A segunda teoria, a teoria do Monitoramento de Ativação (AMT), sugere que a ativação de informações semanticamente relacionadas pode levar à confusão sobre a fonte real da informação (Ayache et al., 2022). A partir daqui, as memórias falsas podem ser formadas devido à falta de monitoramento adequado da fonte de ativação dos conceitos (Ayache et al., 2022). De forma mais específica, quando existe uma exposição a uma determinada lista de palavras ou conceitos relacionados semanticamente, por exemplo “cama”, “sonho” e “descanso”, são ativados esquemas mentais, neste caso em concreto, relacionados com o tema do “sono” (Ayache et al., 2022). Isso significa que, por vezes, as pessoas não são capazes de distinguir entre a fonte real da ativação (por exemplo, a lista de palavras apresentadas) e, as outras fontes potenciais de ativação (como sugestões, contexto ou experiências passadas) (Ayache et al., 2022).

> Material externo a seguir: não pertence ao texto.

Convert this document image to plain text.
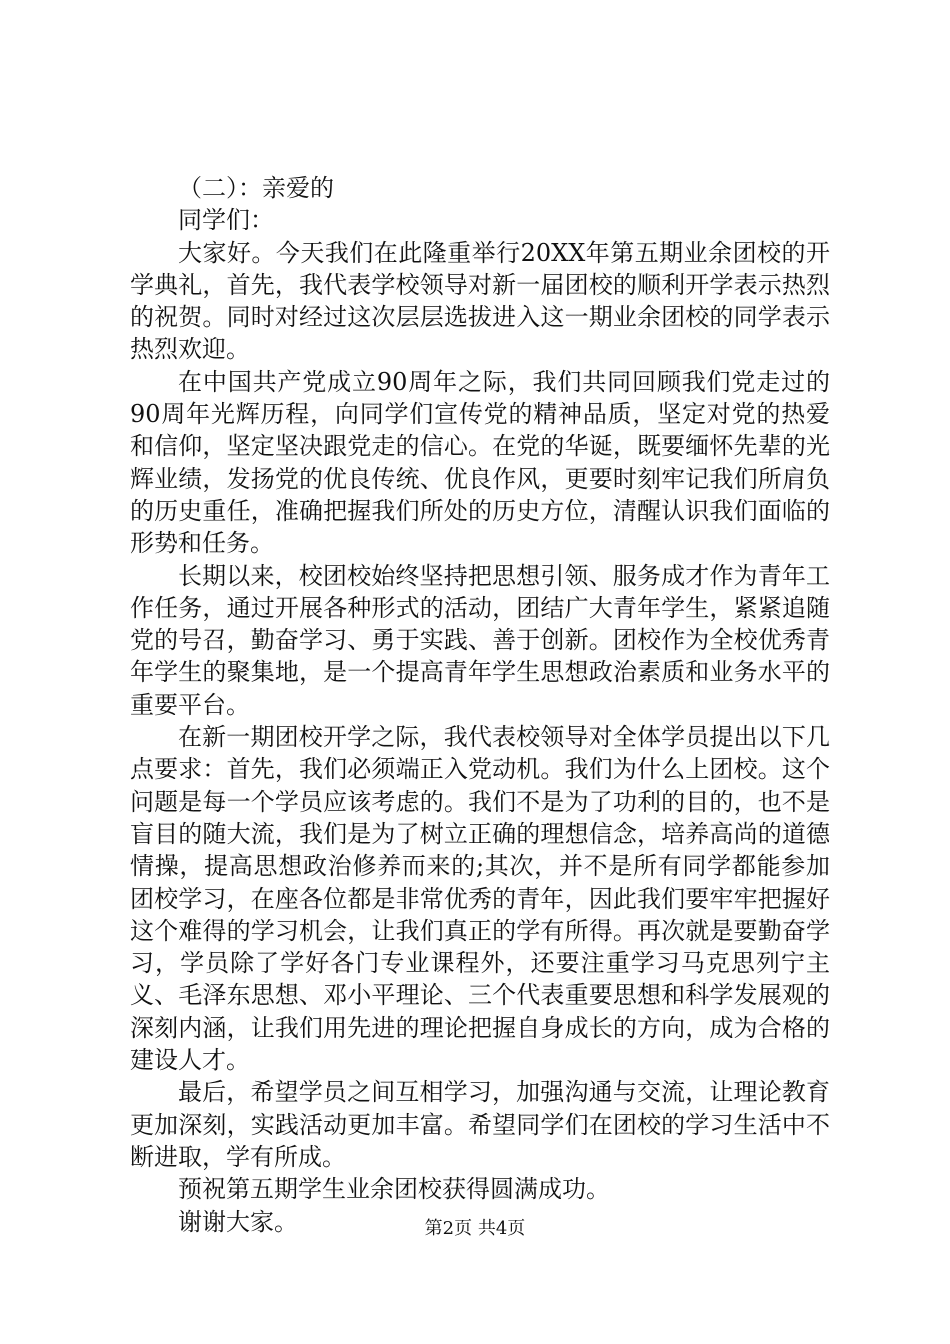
（二）：亲爱的

同学们：

大家好。今天我们在此隆重举行20XX年第五期业余团校的开学典礼，首先，我代表学校领导对新一届团校的顺利开学表示热烈的祝贺。同时对经过这次层层选拔进入这一期业余团校的同学表示热烈欢迎。

在中国共产党成立90周年之际，我们共同回顾我们党走过的90周年光辉历程，向同学们宣传党的精神品质，坚定对党的热爱和信仰，坚定坚决跟党走的信心。在党的华诞，既要缅怀先辈的光辉业绩，发扬党的优良传统、优良作风，更要时刻牢记我们所肩负的历史重任，准确把握我们所处的历史方位，清醒认识我们面临的形势和任务。

长期以来，校团校始终坚持把思想引领、服务成才作为青年工作任务，通过开展各种形式的活动，团结广大青年学生，紧紧追随党的号召，勤奋学习、勇于实践、善于创新。团校作为全校优秀青年学生的聚集地，是一个提高青年学生思想政治素质和业务水平的重要平台。

在新一期团校开学之际，我代表校领导对全体学员提出以下几点要求：首先，我们必须端正入党动机。我们为什么上团校。这个问题是每一个学员应该考虑的。我们不是为了功利的目的，也不是盲目的随大流，我们是为了树立正确的理想信念，培养高尚的道德情操，提高思想政治修养而来的;其次，并不是所有同学都能参加团校学习，在座各位都是非常优秀的青年，因此我们要牢牢把握好这个难得的学习机会，让我们真正的学有所得。再次就是要勤奋学习，学员除了学好各门专业课程外，还要注重学习马克思列宁主义、毛泽东思想、邓小平理论、三个代表重要思想和科学发展观的深刻内涵，让我们用先进的理论把握自身成长的方向，成为合格的建设人才。

最后，希望学员之间互相学习，加强沟通与交流，让理论教育更加深刻，实践活动更加丰富。希望同学们在团校的学习生活中不断进取，学有所成。

预祝第五期学生业余团校获得圆满成功。

谢谢大家。	第2页 共4页
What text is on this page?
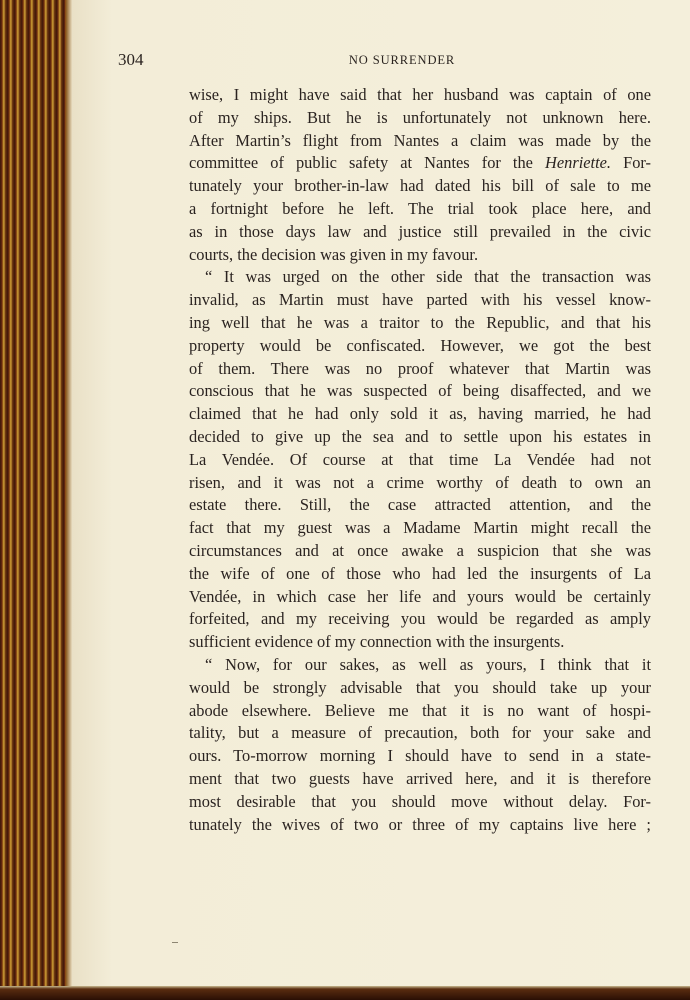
304	NO SURRENDER
wise, I might have said that her husband was captain of one
of my ships. But he is unfortunately not unknown here.
After Martin’s flight from Nantes a claim was made by the
committee of public safety at Nantes for the Henriette. For-
tunately your brother-in-law had dated his bill of sale to me
a fortnight before he left. The trial took place here, and
as in those days law and justice still prevailed in the civic
courts, the decision was given in my favour.
“ It was urged on the other side that the transaction was
invalid, as Martin must have parted with his vessel know-
ing well that he was a traitor to the Republic, and that his
property would be confiscated. However, we got the best
of them. There was no proof whatever that Martin was
conscious that he was suspected of being disaffected, and we
claimed that he had only sold it as, having married, he had
decided to give up the sea and to settle upon his estates in
La Vendée. Of course at that time La Vendée had not
risen, and it was not a crime worthy of death to own an
estate there. Still, the case attracted attention, and the
fact that my guest was a Madame Martin might recall the
circumstances and at once awake a suspicion that she was
the wife of one of those who had led the insurgents of La
Vendée, in which case her life and yours would be certainly
forfeited, and my receiving you would be regarded as amply
sufficient evidence of my connection with the insurgents.
“ Now, for our sakes, as well as yours, I think that it
would be strongly advisable that you should take up your
abode elsewhere. Believe me that it is no want of hospi-
tality, but a measure of precaution, both for your sake and
ours. To-morrow morning I should have to send in a state-
ment that two guests have arrived here, and it is therefore
most desirable that you should move without delay. For-
tunately the wives of two or three of my captains live here ;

Desenvolvido por James Deese, em 1959, o Deese-Roediger-McDermott (DRM) é um dos protocolos experimentais clássicos de indução de memórias falsas (Oliveira & Albuquerque, 2015). Este, consiste numa manipulação experimental, onde es participantes analisam um conjunto de palavras relacionadas semanticamente, com o intuito de se compreender e demonstrar a formação deste tipo de memórias (Oliveira & Albuquerque, 2015). Ao longo deste processo, são apresentadas aes participantes, listas com diferentes palavras, por exemplo: “mesa”, “sentar”, “pernas”, “assento” e “macio” (Oliveira & Albuquerque, 2015). As palavras, encontram-se todas relacionadas com uma palavra que não é apresentada, por exemplo “cadeira”, que constitui o item crítico (Oliveira & Albuquerque, 2015). Por sua vez, o item, pode ser definido pelo seu simbolismo numa dada categoria, no caso, por exemplo, da palavra carro (item crítico) para a categoria de veículos ou, ainda, pode-se basear pela sua força associativa, ao nível semântico, com outros itens da lista, como “frio”, por exemplo para o inverno, o gelo e a neve outra referência (Oliveira & Albuquerque, 2015). Posteriormente à apresentação das diferentes palavras, são implementadas tarefas de recordação, bem como de reconhecimento (Oliveira & Albuquerque, 2015). Curiosamente, o item crítico, tende a ser reconhecido e recordado, tanto quanto os itens que de facto foram apresentados (Oliveira & Albuquerque, 2015). De forma mais prática, esta experiência origina um grande número de falsas recordações ou reconhecimentos do item crítico, isto é, gera uma memória falsa acerca do mesmo (Oliveira & Albuquerque, 2015).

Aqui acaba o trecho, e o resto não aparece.